2 METHODS 2.1 Human data and samples

The LMC is a prospective cohort of 2184 primary melanoma patients recruited from a geographically defined area of the UK in the period 2000–2012, see Supplementary Information. The Vitamin D and Immunity Study (VDI) REC reference 13/YH/0237 is a second cohort of 393 primary melanoma patients recruited at diagnosis, making their first visit to the Leeds Melanoma Multidisciplinary Clinic. Here, we report the analysis of ulceration status in association with clinicopathological variables and serum vitamin D levels at diagnosis.
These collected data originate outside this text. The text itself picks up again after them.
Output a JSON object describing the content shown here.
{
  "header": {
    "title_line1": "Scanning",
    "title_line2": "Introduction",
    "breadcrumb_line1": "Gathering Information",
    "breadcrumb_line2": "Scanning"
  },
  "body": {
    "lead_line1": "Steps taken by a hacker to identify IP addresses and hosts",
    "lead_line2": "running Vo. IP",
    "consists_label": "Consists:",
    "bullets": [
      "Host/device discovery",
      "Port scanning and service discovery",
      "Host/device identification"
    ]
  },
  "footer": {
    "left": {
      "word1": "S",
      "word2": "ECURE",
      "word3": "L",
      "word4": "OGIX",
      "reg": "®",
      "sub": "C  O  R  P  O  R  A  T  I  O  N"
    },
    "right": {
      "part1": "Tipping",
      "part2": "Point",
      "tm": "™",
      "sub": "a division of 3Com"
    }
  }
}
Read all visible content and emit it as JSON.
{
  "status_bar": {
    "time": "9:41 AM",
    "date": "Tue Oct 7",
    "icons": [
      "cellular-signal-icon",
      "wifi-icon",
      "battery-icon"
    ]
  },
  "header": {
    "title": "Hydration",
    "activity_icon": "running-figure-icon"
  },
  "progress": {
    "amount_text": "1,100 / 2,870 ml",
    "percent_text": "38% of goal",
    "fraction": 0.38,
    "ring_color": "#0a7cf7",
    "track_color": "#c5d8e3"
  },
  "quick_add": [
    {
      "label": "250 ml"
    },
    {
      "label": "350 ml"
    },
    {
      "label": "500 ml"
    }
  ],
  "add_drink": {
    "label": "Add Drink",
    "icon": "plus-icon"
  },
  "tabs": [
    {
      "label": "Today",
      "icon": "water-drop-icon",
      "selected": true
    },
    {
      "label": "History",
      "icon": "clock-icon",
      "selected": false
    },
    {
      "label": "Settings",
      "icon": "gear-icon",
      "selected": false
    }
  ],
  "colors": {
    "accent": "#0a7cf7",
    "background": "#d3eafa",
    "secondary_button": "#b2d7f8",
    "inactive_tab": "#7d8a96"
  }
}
The VDI histopathological data were extracted from the summary of the Leeds multidisciplinary team review, which was carried out for all participants according to protocol.

2.2 Statistical and bioinformatic analyses

See Supplementary Methods.

2.3 Association of tumour and host variables with ulceration and melanoma-specific survival

The analysis of clinicopathological factors used data collected from the entire LMC cohort of 2184 people and that from 393 participants in the VDI study. Tumour analyses were carried out on the subset of LMC 703 tumours which were large enough to sample yet leave sufficient tumour in the formalin-fixed tumour blocks for subsequent clinical testing if needed. The quantity of DNA and RNA extracted from tumour tissue was limited by tumour size, and therefore, transcriptomic and sequencing data did not overlap completely (Figure S1).
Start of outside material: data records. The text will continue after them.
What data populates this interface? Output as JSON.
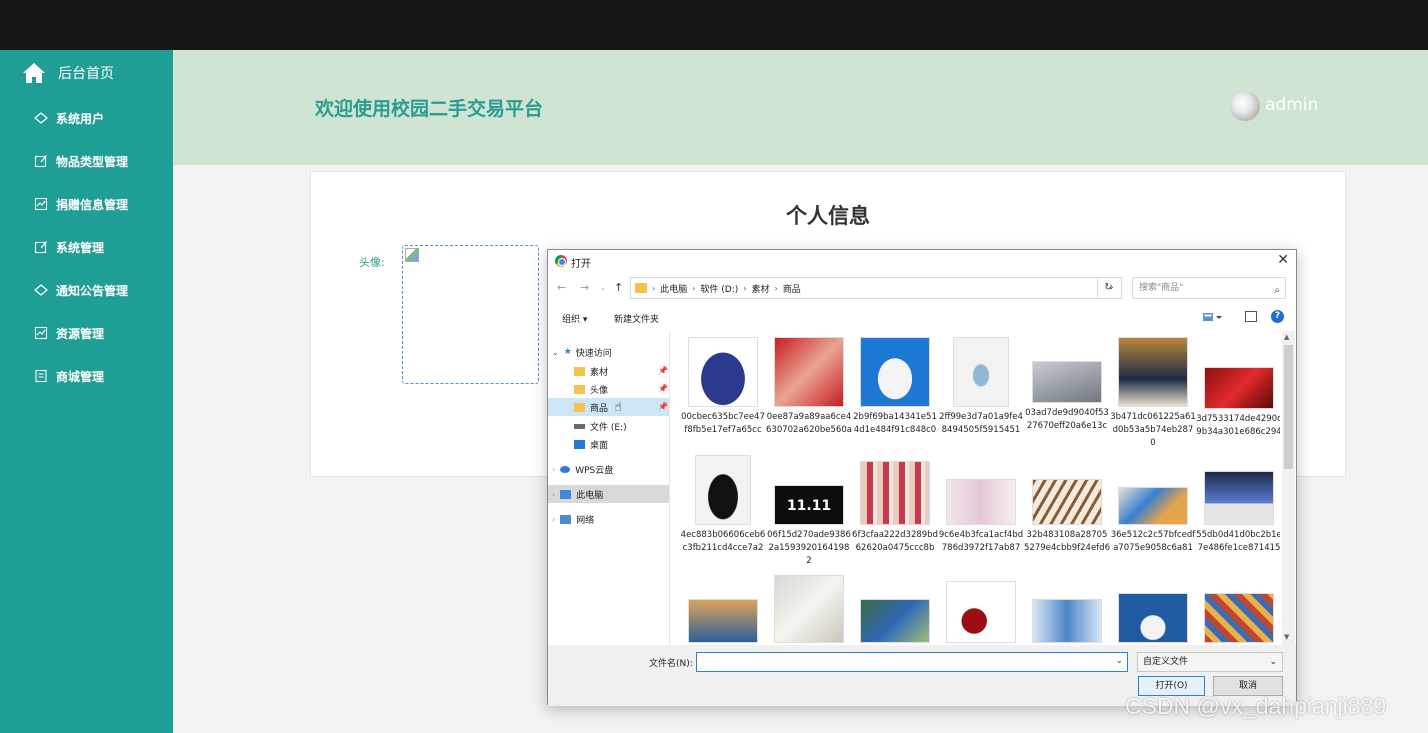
{
  "app": {
    "sidebar": {
      "home_label": "后台首页",
      "items": [
        {
          "label": "系统用户",
          "icon": "diamond-icon"
        },
        {
          "label": "物品类型管理",
          "icon": "edit-icon"
        },
        {
          "label": "捐赠信息管理",
          "icon": "chart-icon"
        },
        {
          "label": "系统管理",
          "icon": "edit-icon"
        },
        {
          "label": "通知公告管理",
          "icon": "diamond-icon"
        },
        {
          "label": "资源管理",
          "icon": "chart-icon"
        },
        {
          "label": "商城管理",
          "icon": "document-icon"
        }
      ]
    },
    "header": {
      "title": "欢迎使用校园二手交易平台",
      "user": "admin"
    },
    "card": {
      "title": "个人信息",
      "avatar_label": "头像:"
    }
  },
  "dialog": {
    "title": "打开",
    "breadcrumb": [
      "此电脑",
      "软件 (D:)",
      "素材",
      "商品"
    ],
    "search_placeholder": "搜索\"商品\"",
    "toolbar": {
      "organize": "组织 ▾",
      "new_folder": "新建文件夹"
    },
    "nav": {
      "quick_access": "快速访问",
      "items": [
        "素材",
        "头像",
        "商品",
        "文件 (E:)",
        "桌面"
      ],
      "wps": "WPS云盘",
      "this_pc": "此电脑",
      "network": "网络"
    },
    "files": [
      {
        "name": "00cbec635bc7ee47f8fb5e17ef7a65cc",
        "thumb": "handbag"
      },
      {
        "name": "0ee87a9a89aa6ce4630702a620be560a",
        "thumb": "nail-polish"
      },
      {
        "name": "2b9f69ba14341e514d1e484f91c848c0",
        "thumb": "sneaker"
      },
      {
        "name": "2ff99e3d7a01a9fe48494505f5915451",
        "thumb": "tshirt"
      },
      {
        "name": "03ad7de9d9040f5327670eff20a6e13c",
        "thumb": "phone"
      },
      {
        "name": "3b471dc061225a61d0b53a5b74eb2870",
        "thumb": "boot"
      },
      {
        "name": "3d7533174de4290c9b34a301e686c294",
        "thumb": "gift-box"
      },
      {
        "name": "4ec883b06606ceb6c3fb211cd4cce7a2",
        "thumb": "dress"
      },
      {
        "name": "06f15d270ade93862a15939201641982",
        "thumb": "sale-banner"
      },
      {
        "name": "6f3cfaa222d3289bd62620a0475ccc8b",
        "thumb": "lipstick"
      },
      {
        "name": "9c6e4b3fca1acf4bd786d3972f17ab87",
        "thumb": "cosmetics"
      },
      {
        "name": "32b483108a287055279e4cbb9f24efd6",
        "thumb": "brushes"
      },
      {
        "name": "36e512c2c57bfcedfa7075e9058c6a81",
        "thumb": "tablet"
      },
      {
        "name": "55db0d41d0bc2b1e7e486fe1ce871415",
        "thumb": "monitor"
      },
      {
        "name": "",
        "thumb": "boat"
      },
      {
        "name": "",
        "thumb": "notebook"
      },
      {
        "name": "",
        "thumb": "smartphone"
      },
      {
        "name": "",
        "thumb": "cherries"
      },
      {
        "name": "",
        "thumb": "skincare"
      },
      {
        "name": "",
        "thumb": "woman"
      },
      {
        "name": "",
        "thumb": "snacks"
      }
    ],
    "filename_label": "文件名(N):",
    "filename_value": "",
    "filetype": "自定义文件",
    "open_button": "打开(O)",
    "cancel_button": "取消"
  },
  "watermark": "CSDN @vx_dahpianji889",
  "colors": {
    "sidebar": "#1f9e95",
    "header_bg": "#cfe4d3",
    "accent": "#2a9d8f",
    "topbar": "#161616"
  }
}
2.4 Measurement of circulating inflammatory markers and serum vitamin D from blood samples taken at recruitment to the study

Sera stored at −80℃ since recruitment (duration of storage 6–18 years) were used to measure C-reactive protein (CRP) and albumin in LMC participants whose tumour genomic data were available (performed at the University of Glasgow) (Salim et al., 2016). This approach was chosen as these measures are established to be stable in cryopreserved serum over time. We computed the Glasgow Prognostic Score (GPS) (Ohmura et al., 2017) derived from CRP/albumin levels, as this is reported to better reflect systemic inflammation and to predict poorer outcomes from colorectal cancer (Nozoe et al., 2014). The individual values and the score were tested as associated with ulceration status and melanoma-specific survival (MSS). The vast majority (93%) were scored 0 (i.e. CRP ≤10 mg/L and albumin ≥35 g/L) and a minority scored 1 (i.e. CRP >10 mg/L or albumin <35 g/L). Patients who had both a serum elevation of CRP and hypoalbuminaemia were allocated a GPS of 2. Vitamin D levels were measured as reported previously (Newton-Bishop et al., 2009).

In the VDI study, serum vitamin D levels were measured at diagnosis as reported for the LMC (Newton-Bishop et al., 2009) and high sensitivity CRP was measured by the Leeds NHS laboratory in fresh samples.
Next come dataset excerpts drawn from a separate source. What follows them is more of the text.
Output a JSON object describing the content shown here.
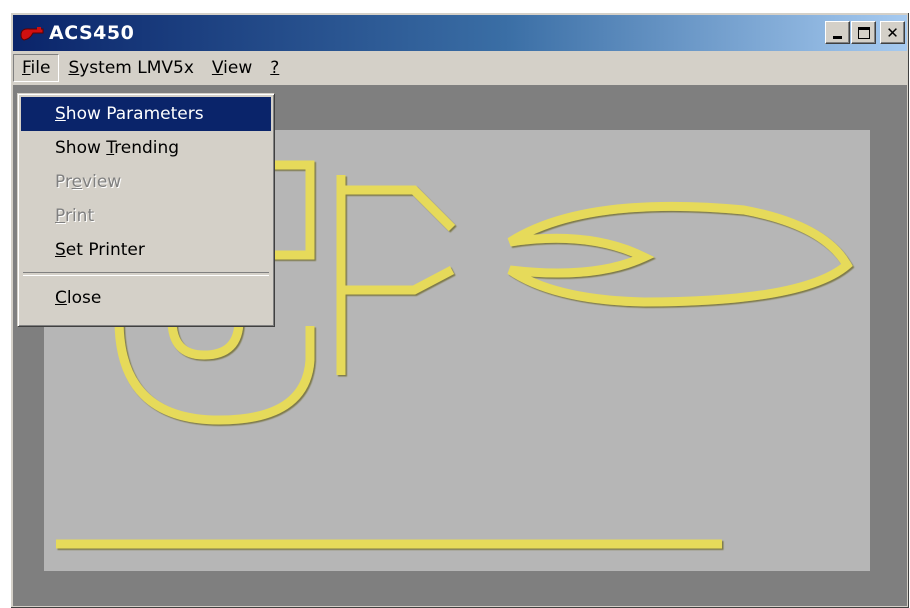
{
  "window": {
    "title": "ACS450",
    "app_icon": "red-burner-icon"
  },
  "menubar": {
    "items": [
      {
        "accel": "F",
        "rest": "ile"
      },
      {
        "accel": "S",
        "rest": "ystem LMV5x"
      },
      {
        "accel": "V",
        "rest": "iew"
      },
      {
        "accel": "?",
        "rest": ""
      }
    ]
  },
  "file_menu": {
    "show_parameters": {
      "accel": "S",
      "rest": "how Parameters"
    },
    "show_trending": {
      "pre": "Show ",
      "accel": "T",
      "rest": "rending"
    },
    "preview": {
      "pre": "Pr",
      "accel": "e",
      "rest": "view"
    },
    "print": {
      "accel": "P",
      "rest": "rint"
    },
    "set_printer": {
      "accel": "S",
      "rest": "et Printer"
    },
    "close": {
      "accel": "C",
      "rest": "lose"
    }
  },
  "colors": {
    "title_gradient_start": "#0a246a",
    "title_gradient_end": "#a6caf0",
    "selection": "#0a246a",
    "logo_yellow": "#e6da5a",
    "panel": "#b6b6b6",
    "client_background": "#7f7f7f"
  },
  "icons": [
    "minimize-icon",
    "maximize-icon",
    "close-icon",
    "burner-logo"
  ]
}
2.5 Tumour genomics and ulceration in the LMC 2.5.1 Genomic data generation

Formalin-fixed paraffin-embedded (FFPE) primary melanomas were sampled using a 0.6 mm diameter tissue micro array (TMA) needle inserted horizontally consistently through the least inflamed part of the invasive tumour. DNA/RNA were extracted from 820 tumour cores (703 unique patients and 117 duplicates) as described previously using Qiagen AllPrep DNA/RNA FFPE kits (Jewell et al., 2015; Nsengimana et al., 2018). Gene expression was quantified using the Illumina DASL Human HT12 v4 array). DNA samples were used to generate copy number data from 303 of the samples as reported (Filia et al., 2019). Tumour DNA was also processed at the Wellcome Sanger Institute to generate somatic variant calls (mutations) from 524 of the primaries compared with matched blood DNA (465 cases) or a high depth control DNA sample filtered using data from ExAc (http://exac.broadinstitute.org/). Samples were selected only on the basis of there being sufficient DNA available. Targeted capture was performed on 554 genes using Agilent SureSelectXT probes as described by Chen et al. (Birkealv et al., under review, Nature Communications, December 2021). The baits included 164 melanoma-associated genes, 245 known to be associated with other solid cancers, common melanoma promoter mutations, and 101 genes from the interferon signalling pathway (Gao et al., 2016) (Supplementary Excel File S1). Human leucoyte antigen (HLA) regions were also screened. Sequencing designed to generate copy number data was carried out using the Illumina HiSeq4000 platform, using 75 bp paired-end reads and data were mapped to GRCh37d5 with BWA-MEM 0.7.15 and somatic variants were called using the Caveman algorithm (v.1.11.2). The mutation load was analysed for its association with ulceration, defined as summated non-synonymous mutations. As the melanoma primary samples are small, there was insufficient material to process all samples using the three different platforms and the overlaps are illustrated in Figure S1.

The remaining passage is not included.